A berserker who spends most of his time standing to one side staring off into space (because his player is absent) and the rest of the time kicking butt.

  • Battle Cry: Doubles as his Catchphrase
    Blood, death and vengeance!
  • The Berserker: It's the character's class.
  • Big Damn Heroes: Mark turns up just as the rest of the players are failing miserably.
  • The Big Guy: Easily the strongest and most deadly member of the group, able to take on an entire bandit group by himself and survive.
  • Last of His Kind: "The last of the Blood-Fire Berserkers".
  • One-Man Army: But only when he's awake.
  • The Magnificent: the Red.
  • The Worf Effect: To establish how dangerous a direct confrontation with the Shadow is, an NPC'ed Mark gets slaughtered by him in a single round.

    Non-Player Characters 

The Shadow

The Shadow? The Shadow! The Shadow. The Big Bad of the first movie, who also appears in an episodic role in the third.

  • Big Bad: He's the Generic Doomsday Villain from a half-assed tabletop RPG campaign, responsible for kidnapping the princess and hiring muscles to oppose the party on their rescue mission.
  • Continuity Snarl: Try not to overthink too much how he's both alive in the third movie and dead for over a decade after the events of the first, while being explicitly the same character.
  • Forced Transformation: Magellan turns him into an ogre. When rest of the party protests, as that will make things even worse, Rogar reminds them he's wielding the Sword of Ogre Decapitation.
  • Generic Doomsday Villain: Kidnaps the princess and demands king Orlando's throne in exchange for the life of the girl. He has absolutely zero characterisation beyond that.
  • No-Sell: A complete beast in combat. The best the party can do is stalling while Magellan is preparing a spell.
  • Trapped in Another World: Supplementary material from the third film establishes that he was originally the Big Bad of Romance of the Nine Empires before being accidentally sent to Fatherall when they beat him.

The Bandit King

A minor villain working for the Shadow.

  • The Dragon: For the Shadow, being the leader of the "bandit army".
  • Expecting Someone Taller: He's the shortest character in the whole movie and made look even smaller due to his bodyguards towering over him
  • Gentleman Thief: Tries to be verbose and behave in a classy way (A Glass of Chianti included), which is quite a challenge given Newmoon constantly tries to shoot him in the middle of his speech.
  • Mister Big: While being their leader, he's significantly shorter than any other member of his band of brigands - and particularly his two bodyguards.
  • Non-Action Big Bad: His entire band is fighting against the PCs, while he stands nearby, bored.

The Princess/Girl down the hall:

A damsel in distress that looks suspiciously like that girl down the hall.

  • Babies Ever After: Subverted.
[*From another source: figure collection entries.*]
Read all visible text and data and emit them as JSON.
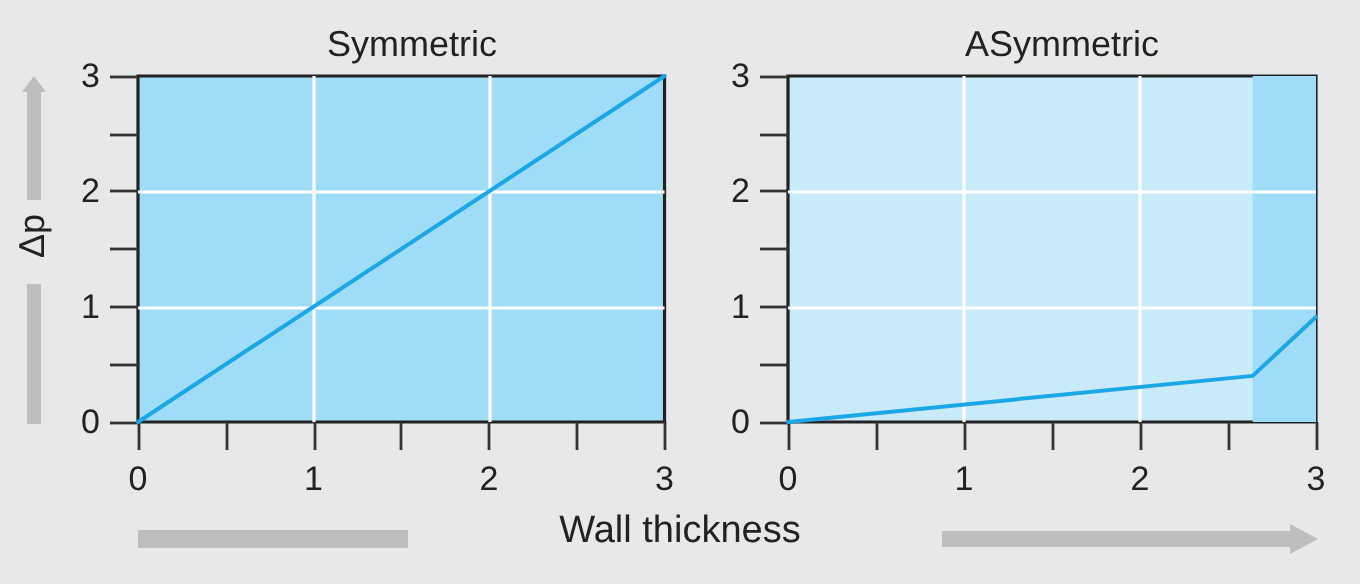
{
  "chart_data": [
    {
      "type": "line",
      "title": "Symmetric",
      "ylabel": "Δp",
      "xlabel": "Wall thickness",
      "series": [
        {
          "color": "#1ba6e6",
          "x": [
            0,
            3
          ],
          "values": [
            0,
            3
          ]
        }
      ],
      "xlim": [
        0,
        3
      ],
      "ylim": [
        0,
        3
      ],
      "xticks": [
        0,
        {
          "value": 0.5,
          "label": null
        },
        1,
        {
          "value": 1.5,
          "label": null
        },
        2,
        {
          "value": 2.5,
          "label": null
        },
        3
      ],
      "yticks": [
        0,
        {
          "value": 0.5,
          "label": null
        },
        1,
        {
          "value": 1.5,
          "label": null
        },
        2,
        {
          "value": 2.5,
          "label": null
        },
        3
      ],
      "grid": true,
      "marker": "none",
      "line_style": "solid"
    },
    {
      "type": "line",
      "title": "ASymmetric",
      "series": [
        {
          "color": "#1ba6e6",
          "x": [
            0,
            2.64,
            3
          ],
          "values": [
            0,
            0.4,
            0.91
          ]
        }
      ],
      "xlim": [
        0,
        3
      ],
      "ylim": [
        0,
        3
      ],
      "xticks": [
        0,
        {
          "value": 0.5,
          "label": null
        },
        1,
        {
          "value": 1.5,
          "label": null
        },
        2,
        {
          "value": 2.5,
          "label": null
        },
        3
      ],
      "yticks": [
        0,
        {
          "value": 0.5,
          "label": null
        },
        1,
        {
          "value": 1.5,
          "label": null
        },
        2,
        {
          "value": 2.5,
          "label": null
        },
        3
      ],
      "bands": [
        {
          "axis": "x",
          "from": 2.64,
          "to": 3,
          "color": "#9fdcf7"
        }
      ],
      "grid": true,
      "marker": "none",
      "line_style": "solid"
    }
  ]
}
Magellen marries her (the real-world version) and they have a daughter between the movie and the series and clearly expects this outcome, but he's such an absent husband and father that she ultimately takes the girl and leaves him.
  • Distressed Damsel: Saving her from her kidnapper is the goal of the quest; they end up finding the girl down the hall instead, who isn't having it.
  • Hair-Trigger Temper: She's studying for an incoming exam. As a result, all the noise the guys are making during their play is driving her nuts and she routinely comes to shut them up.
  • Lady Swearsalot: The girl drops one Cluster F-Bomb after another.
  • No Name Given: We never learn their names - neither the princess nor the girl from the dorm. If the board on the dorm door is any indication, she might be Paula.